Great Jobs Numbers Push Treasuries Down
Treasury bonds suffered their biggest losses in months Friday after the Labor Department said that the U.S. economy added 224,000 jobs in June. The headline number was well above economist estimates of 165,000. Meanwhile, the unemployment rate ticked up modestly to 3.7% from 3.6%, and hourly earnings rose 0.3%.
It was the 224,000 headline number that stunned economists and altered some rate expectations. It motivated selling in the Treasury market, sending the yield on the benchmark Ten-year, which moves opposite to the bond’s price, to a one-week high of 2.07%. The chart below shows the big drop Friday and the Ten-year treading water (holding a key June support level near 127) on Monday.
Figure 1: Ten-Year Treasury (September) Daily Chart
Holding Pattern Ahead of Chairman Powell’s Testimony
With a light economic calendar in the first half of the week, the tone of trading in the Treasury market might remain “wait-and-see” until testimony from Fed Chair Powell Wednesday and Thursday.
The head of the U.S. Central Bank has repeatedly said that the Federal Reserve makes decisions independently from the White House and financial markets. Indeed, rate cuts seem like an odd move given that unemployment is at 50-year lows and there have been no meaningful changes on the inflation front.
But Powell is possibly feeling some heat as President Trump has consistently criticized Fed officials for not lowering rates. As recently as Sunday the Commander in Chief told reporters that, if the Fed “knew what it was doing,” it would lower rates. Trump believes that rate cuts will help spur economic growth and help offset some of the slowdown caused by the ongoing trade battle with China.
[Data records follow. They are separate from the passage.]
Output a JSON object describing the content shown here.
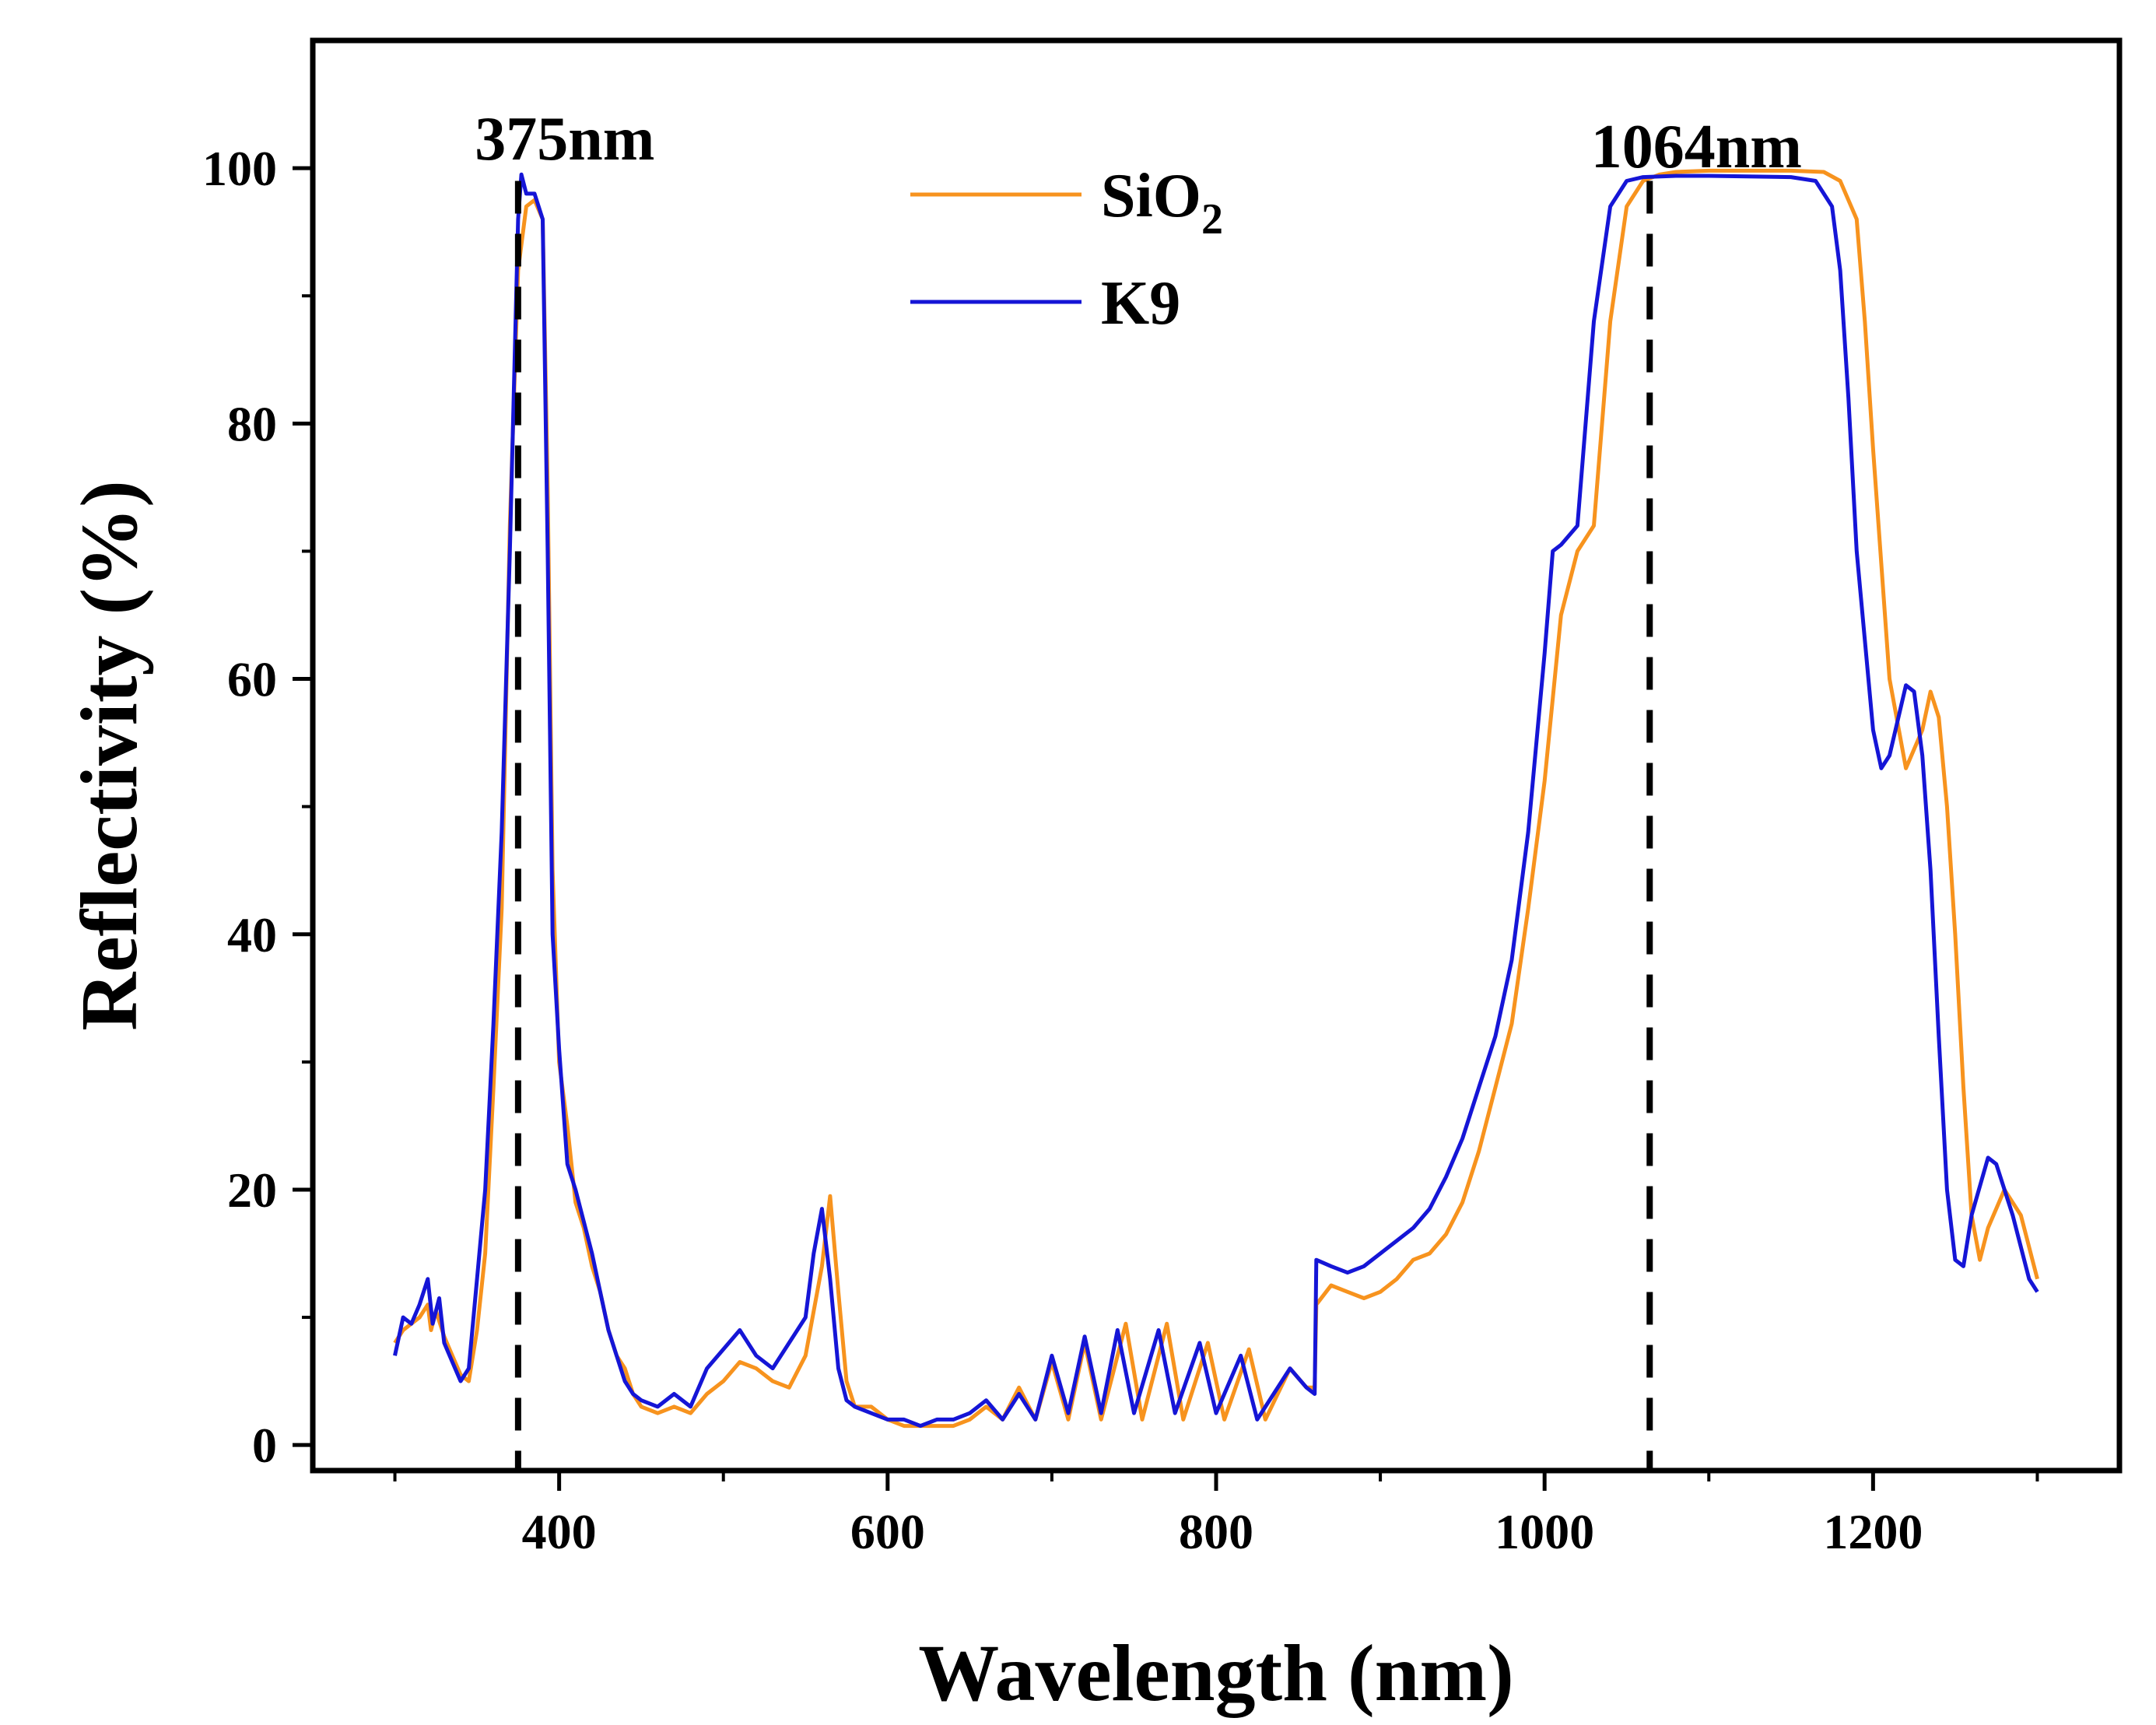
{
  "chart_data": {
    "type": "line",
    "xlabel": "Wavelength (nm)",
    "ylabel": "Reflectivity (%)",
    "xlim": [
      250,
      1350
    ],
    "ylim": [
      -2,
      110
    ],
    "xticks": [
      400,
      600,
      800,
      1000,
      1200
    ],
    "xtick_labels": [
      "400",
      "600",
      "800",
      "1000",
      "1200"
    ],
    "yticks": [
      0,
      20,
      40,
      60,
      80,
      100
    ],
    "ytick_labels": [
      "0",
      "20",
      "40",
      "60",
      "80",
      "100"
    ],
    "grid": false,
    "legend_position": "top-center",
    "annotations": [
      {
        "text": "375nm",
        "x": 375
      },
      {
        "text": "1064nm",
        "x": 1064
      }
    ],
    "series": [
      {
        "name": "SiO2",
        "legend_label": "SiO",
        "legend_subscript": "2",
        "color": "#F7931E",
        "points": [
          [
            300,
            8
          ],
          [
            305,
            9
          ],
          [
            310,
            9.5
          ],
          [
            315,
            10
          ],
          [
            320,
            11
          ],
          [
            322,
            9
          ],
          [
            325,
            10.5
          ],
          [
            330,
            8.5
          ],
          [
            335,
            7
          ],
          [
            340,
            5.5
          ],
          [
            345,
            5
          ],
          [
            350,
            9
          ],
          [
            355,
            15
          ],
          [
            360,
            28
          ],
          [
            365,
            42
          ],
          [
            370,
            72
          ],
          [
            375,
            92
          ],
          [
            380,
            97
          ],
          [
            385,
            97.5
          ],
          [
            390,
            96
          ],
          [
            393,
            75
          ],
          [
            396,
            45
          ],
          [
            400,
            30
          ],
          [
            405,
            25
          ],
          [
            410,
            19
          ],
          [
            415,
            17
          ],
          [
            420,
            14
          ],
          [
            425,
            12
          ],
          [
            430,
            9
          ],
          [
            435,
            7
          ],
          [
            440,
            6
          ],
          [
            445,
            4
          ],
          [
            450,
            3
          ],
          [
            460,
            2.5
          ],
          [
            470,
            3
          ],
          [
            480,
            2.5
          ],
          [
            490,
            4
          ],
          [
            500,
            5
          ],
          [
            510,
            6.5
          ],
          [
            520,
            6
          ],
          [
            530,
            5
          ],
          [
            540,
            4.5
          ],
          [
            550,
            7
          ],
          [
            560,
            14
          ],
          [
            565,
            19.5
          ],
          [
            570,
            12
          ],
          [
            575,
            5
          ],
          [
            580,
            3
          ],
          [
            590,
            3
          ],
          [
            600,
            2
          ],
          [
            610,
            1.5
          ],
          [
            620,
            1.5
          ],
          [
            630,
            1.5
          ],
          [
            640,
            1.5
          ],
          [
            650,
            2
          ],
          [
            660,
            3
          ],
          [
            670,
            2
          ],
          [
            680,
            4.5
          ],
          [
            690,
            2
          ],
          [
            700,
            6.5
          ],
          [
            710,
            2
          ],
          [
            720,
            8
          ],
          [
            730,
            2
          ],
          [
            745,
            9.5
          ],
          [
            755,
            2
          ],
          [
            770,
            9.5
          ],
          [
            780,
            2
          ],
          [
            795,
            8
          ],
          [
            805,
            2
          ],
          [
            820,
            7.5
          ],
          [
            830,
            2
          ],
          [
            845,
            6
          ],
          [
            855,
            4.5
          ],
          [
            860,
            4.5
          ],
          [
            861,
            11
          ],
          [
            870,
            12.5
          ],
          [
            880,
            12
          ],
          [
            890,
            11.5
          ],
          [
            900,
            12
          ],
          [
            910,
            13
          ],
          [
            920,
            14.5
          ],
          [
            930,
            15
          ],
          [
            940,
            16.5
          ],
          [
            950,
            19
          ],
          [
            960,
            23
          ],
          [
            970,
            28
          ],
          [
            980,
            33
          ],
          [
            990,
            42
          ],
          [
            1000,
            52
          ],
          [
            1010,
            65
          ],
          [
            1020,
            70
          ],
          [
            1030,
            72
          ],
          [
            1040,
            88
          ],
          [
            1050,
            97
          ],
          [
            1060,
            99
          ],
          [
            1070,
            99.5
          ],
          [
            1080,
            99.7
          ],
          [
            1100,
            99.8
          ],
          [
            1150,
            99.8
          ],
          [
            1170,
            99.7
          ],
          [
            1180,
            99
          ],
          [
            1190,
            96
          ],
          [
            1195,
            88
          ],
          [
            1200,
            78
          ],
          [
            1210,
            60
          ],
          [
            1220,
            53
          ],
          [
            1230,
            56
          ],
          [
            1235,
            59
          ],
          [
            1240,
            57
          ],
          [
            1245,
            50
          ],
          [
            1250,
            40
          ],
          [
            1255,
            28
          ],
          [
            1260,
            18
          ],
          [
            1265,
            14.5
          ],
          [
            1270,
            17
          ],
          [
            1280,
            20
          ],
          [
            1290,
            18
          ],
          [
            1300,
            13
          ]
        ]
      },
      {
        "name": "K9",
        "legend_label": "K9",
        "legend_subscript": "",
        "color": "#1515D6",
        "points": [
          [
            300,
            7
          ],
          [
            305,
            10
          ],
          [
            310,
            9.5
          ],
          [
            315,
            11
          ],
          [
            320,
            13
          ],
          [
            323,
            9.5
          ],
          [
            327,
            11.5
          ],
          [
            330,
            8
          ],
          [
            335,
            6.5
          ],
          [
            340,
            5
          ],
          [
            345,
            6
          ],
          [
            350,
            13
          ],
          [
            355,
            20
          ],
          [
            360,
            33
          ],
          [
            365,
            48
          ],
          [
            370,
            70
          ],
          [
            375,
            96
          ],
          [
            377,
            99.5
          ],
          [
            380,
            98
          ],
          [
            385,
            98
          ],
          [
            390,
            96
          ],
          [
            393,
            70
          ],
          [
            396,
            40
          ],
          [
            400,
            31
          ],
          [
            405,
            22
          ],
          [
            410,
            20
          ],
          [
            415,
            17.5
          ],
          [
            420,
            15
          ],
          [
            425,
            12
          ],
          [
            430,
            9
          ],
          [
            435,
            7
          ],
          [
            440,
            5
          ],
          [
            445,
            4
          ],
          [
            450,
            3.5
          ],
          [
            460,
            3
          ],
          [
            470,
            4
          ],
          [
            480,
            3
          ],
          [
            490,
            6
          ],
          [
            500,
            7.5
          ],
          [
            510,
            9
          ],
          [
            520,
            7
          ],
          [
            530,
            6
          ],
          [
            540,
            8
          ],
          [
            550,
            10
          ],
          [
            555,
            15
          ],
          [
            560,
            18.5
          ],
          [
            565,
            13
          ],
          [
            570,
            6
          ],
          [
            575,
            3.5
          ],
          [
            580,
            3
          ],
          [
            590,
            2.5
          ],
          [
            600,
            2
          ],
          [
            610,
            2
          ],
          [
            620,
            1.5
          ],
          [
            630,
            2
          ],
          [
            640,
            2
          ],
          [
            650,
            2.5
          ],
          [
            660,
            3.5
          ],
          [
            670,
            2
          ],
          [
            680,
            4
          ],
          [
            690,
            2
          ],
          [
            700,
            7
          ],
          [
            710,
            2.5
          ],
          [
            720,
            8.5
          ],
          [
            730,
            2.5
          ],
          [
            740,
            9
          ],
          [
            750,
            2.5
          ],
          [
            765,
            9
          ],
          [
            775,
            2.5
          ],
          [
            790,
            8
          ],
          [
            800,
            2.5
          ],
          [
            815,
            7
          ],
          [
            825,
            2
          ],
          [
            845,
            6
          ],
          [
            855,
            4.5
          ],
          [
            860,
            4
          ],
          [
            861,
            14.5
          ],
          [
            870,
            14
          ],
          [
            880,
            13.5
          ],
          [
            890,
            14
          ],
          [
            900,
            15
          ],
          [
            910,
            16
          ],
          [
            920,
            17
          ],
          [
            930,
            18.5
          ],
          [
            940,
            21
          ],
          [
            950,
            24
          ],
          [
            960,
            28
          ],
          [
            970,
            32
          ],
          [
            980,
            38
          ],
          [
            990,
            48
          ],
          [
            1000,
            62
          ],
          [
            1005,
            70
          ],
          [
            1010,
            70.5
          ],
          [
            1020,
            72
          ],
          [
            1030,
            88
          ],
          [
            1040,
            97
          ],
          [
            1050,
            99
          ],
          [
            1060,
            99.3
          ],
          [
            1080,
            99.4
          ],
          [
            1100,
            99.4
          ],
          [
            1150,
            99.3
          ],
          [
            1165,
            99
          ],
          [
            1175,
            97
          ],
          [
            1180,
            92
          ],
          [
            1185,
            82
          ],
          [
            1190,
            70
          ],
          [
            1200,
            56
          ],
          [
            1205,
            53
          ],
          [
            1210,
            54
          ],
          [
            1220,
            59.5
          ],
          [
            1225,
            59
          ],
          [
            1230,
            54
          ],
          [
            1235,
            45
          ],
          [
            1240,
            32
          ],
          [
            1245,
            20
          ],
          [
            1250,
            14.5
          ],
          [
            1255,
            14
          ],
          [
            1260,
            18
          ],
          [
            1270,
            22.5
          ],
          [
            1275,
            22
          ],
          [
            1285,
            18
          ],
          [
            1295,
            13
          ],
          [
            1300,
            12
          ]
        ]
      }
    ]
  }
}
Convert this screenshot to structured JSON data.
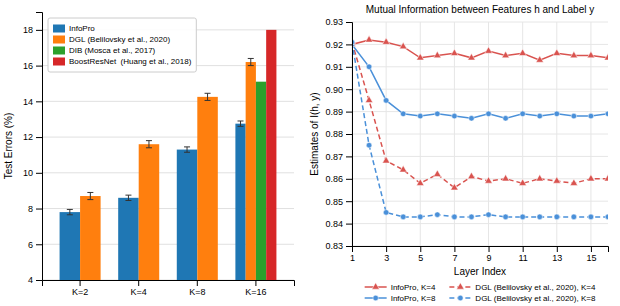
{
  "chart_data": [
    {
      "type": "bar",
      "categories": [
        "K=2",
        "K=4",
        "K=8",
        "K=16"
      ],
      "ylabel": "Test Errors (%)",
      "series": [
        {
          "name": "InfoPro",
          "values": [
            7.8,
            8.6,
            11.3,
            12.75
          ],
          "errors": [
            0.15,
            0.15,
            0.15,
            0.15
          ]
        },
        {
          "name": "DGL (Belilovsky et al., 2020)",
          "values": [
            8.7,
            11.6,
            14.25,
            16.2
          ],
          "errors": [
            0.2,
            0.2,
            0.2,
            0.2
          ]
        },
        {
          "name": "DIB (Mosca et al., 2017)",
          "values": [
            null,
            null,
            null,
            15.1
          ]
        },
        {
          "name": "BoostResNet  (Huang et al., 2018)",
          "values": [
            null,
            null,
            null,
            18.0
          ]
        }
      ],
      "ylim": [
        4,
        19
      ],
      "yticks": [
        4,
        6,
        8,
        10,
        12,
        14,
        16,
        18
      ],
      "grid": true,
      "legend": "upper left"
    },
    {
      "type": "line",
      "title": "Mutual Information between Features h and Label y",
      "xlabel": "Layer Index",
      "ylabel": "Estimates of I(h, y)",
      "x": [
        1,
        2,
        3,
        4,
        5,
        6,
        7,
        8,
        9,
        10,
        11,
        12,
        13,
        14,
        15,
        16
      ],
      "series": [
        {
          "name": "InfoPro, K=4",
          "color": "#d9534f",
          "marker": "triangle",
          "line_style": "solid",
          "values": [
            0.92,
            0.922,
            0.921,
            0.919,
            0.914,
            0.915,
            0.916,
            0.914,
            0.917,
            0.915,
            0.916,
            0.913,
            0.916,
            0.915,
            0.915,
            0.914
          ]
        },
        {
          "name": "InfoPro, K=8",
          "color": "#4a90d9",
          "marker": "circle",
          "line_style": "solid",
          "values": [
            0.92,
            0.91,
            0.895,
            0.889,
            0.888,
            0.889,
            0.888,
            0.887,
            0.889,
            0.887,
            0.889,
            0.888,
            0.889,
            0.888,
            0.888,
            0.889
          ]
        },
        {
          "name": "DGL (Belilovsky et al., 2020), K=4",
          "color": "#d9534f",
          "marker": "triangle",
          "line_style": "dashed",
          "values": [
            0.921,
            0.895,
            0.868,
            0.864,
            0.858,
            0.862,
            0.856,
            0.861,
            0.859,
            0.86,
            0.858,
            0.86,
            0.859,
            0.858,
            0.86,
            0.86
          ]
        },
        {
          "name": "DGL (Belilovsky et al., 2020), K=8",
          "color": "#4a90d9",
          "marker": "circle",
          "line_style": "dashed",
          "values": [
            0.921,
            0.875,
            0.845,
            0.843,
            0.843,
            0.844,
            0.843,
            0.843,
            0.844,
            0.843,
            0.843,
            0.843,
            0.843,
            0.843,
            0.843,
            0.843
          ]
        }
      ],
      "xlim": [
        1,
        16
      ],
      "xticks": [
        1,
        3,
        5,
        7,
        9,
        11,
        13,
        15
      ],
      "ylim": [
        0.83,
        0.93
      ],
      "yticks": [
        0.83,
        0.84,
        0.85,
        0.86,
        0.87,
        0.88,
        0.89,
        {
          "value": 0.9,
          "label": "0.90"
        },
        0.91,
        0.92,
        0.93
      ],
      "grid": true,
      "legend": "bottom"
    }
  ]
}
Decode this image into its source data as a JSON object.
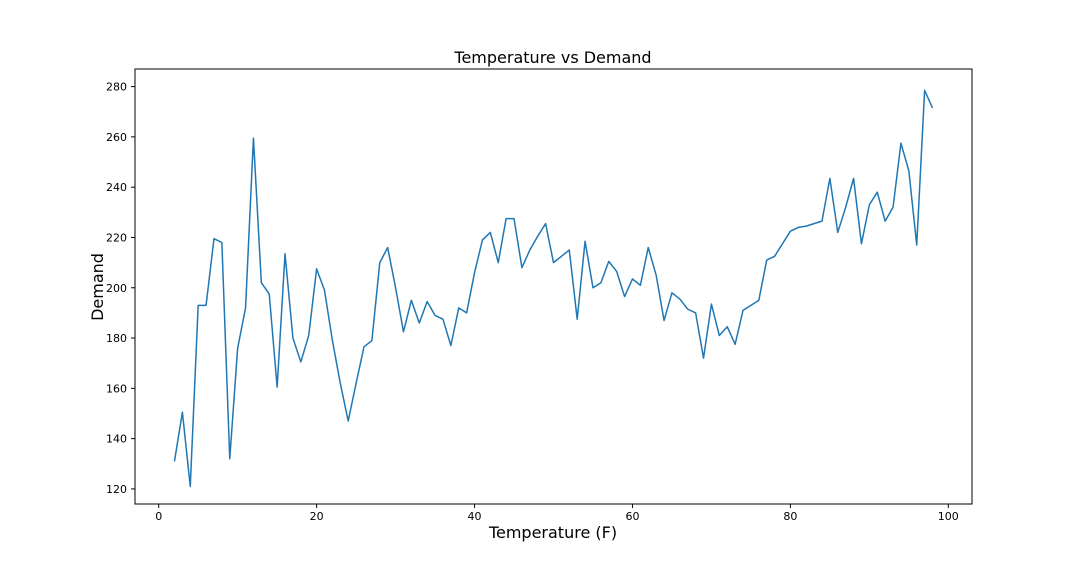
{
  "chart_data": {
    "type": "line",
    "title": "Temperature vs Demand",
    "xlabel": "Temperature (F)",
    "ylabel": "Demand",
    "xlim": [
      -3,
      103
    ],
    "ylim": [
      114,
      287
    ],
    "xticks": [
      0,
      20,
      40,
      60,
      80,
      100
    ],
    "yticks": [
      120,
      140,
      160,
      180,
      200,
      220,
      240,
      260,
      280
    ],
    "grid": false,
    "series": [
      {
        "color": "#1f77b4",
        "x": [
          2,
          3,
          4,
          5,
          6,
          7,
          8,
          9,
          10,
          11,
          12,
          13,
          14,
          15,
          16,
          17,
          18,
          19,
          20,
          21,
          22,
          23,
          24,
          25,
          26,
          27,
          28,
          29,
          30,
          31,
          32,
          33,
          34,
          35,
          36,
          37,
          38,
          39,
          40,
          41,
          42,
          43,
          44,
          45,
          46,
          47,
          48,
          49,
          50,
          51,
          52,
          53,
          54,
          55,
          56,
          57,
          58,
          59,
          60,
          61,
          62,
          63,
          64,
          65,
          66,
          67,
          68,
          69,
          70,
          71,
          72,
          73,
          74,
          75,
          76,
          77,
          78,
          79,
          80,
          81,
          82,
          83,
          84,
          85,
          86,
          87,
          88,
          89,
          90,
          91,
          92,
          93,
          94,
          95,
          96,
          97,
          98
        ],
        "y": [
          131,
          150.5,
          121,
          193,
          193,
          219.5,
          218,
          132,
          176,
          192,
          259.5,
          202,
          197.5,
          160.5,
          213.5,
          180,
          170.5,
          181,
          207.5,
          199,
          179,
          162,
          147,
          162,
          176.5,
          179,
          210,
          216,
          200,
          182.5,
          195,
          186,
          194.5,
          189,
          187.5,
          177,
          192,
          190,
          206,
          219,
          222,
          210,
          227.5,
          227.5,
          208,
          215,
          220.5,
          225.5,
          210,
          212.5,
          215,
          187.5,
          218.5,
          200,
          202,
          210.5,
          206.5,
          196.5,
          203.5,
          201,
          216,
          205,
          187,
          198,
          195.5,
          191.5,
          190,
          172,
          193.5,
          181,
          184.5,
          177.5,
          191,
          193,
          195,
          211,
          212.5,
          217.5,
          222.5,
          224,
          224.5,
          225.5,
          226.5,
          243.5,
          222,
          232,
          243.5,
          217.5,
          233,
          238,
          226.5,
          232,
          257.5,
          246.5,
          217,
          278.5,
          271.5
        ]
      }
    ]
  }
}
Two days earlier, on Friday, Trump went further, tweeting, "Our most difficult problem is not our competitors, it is the Federal Reserve," because, according to the president, the Fed "raised rates too soon, too often."
The Fed "doesn’t have a clue," according to Trump.
It’s not clear whether Trump’s comments will influence the Fed’s rate decisions at the next meeting in late July, but the market says there’s a high probability of a rate cut. According to the FedWatch tool on the CME Group website, there’s a 93% chance that officials will lower rates at the conclusion of the July 31 meeting. In addition, the market is priced for two – or maybe even three – rate cuts by year end.
Powell’s testimony to Congress will be an opportunity to throw cold water on aggressive rate cut hopes and, if so, it will trigger another round of selling in Treasuries. Time will tell.
Also worth watching: the release of minutes from the June meeting on Wednesday afternoon, then inflation data Thursday (CPI) and Friday (PPI).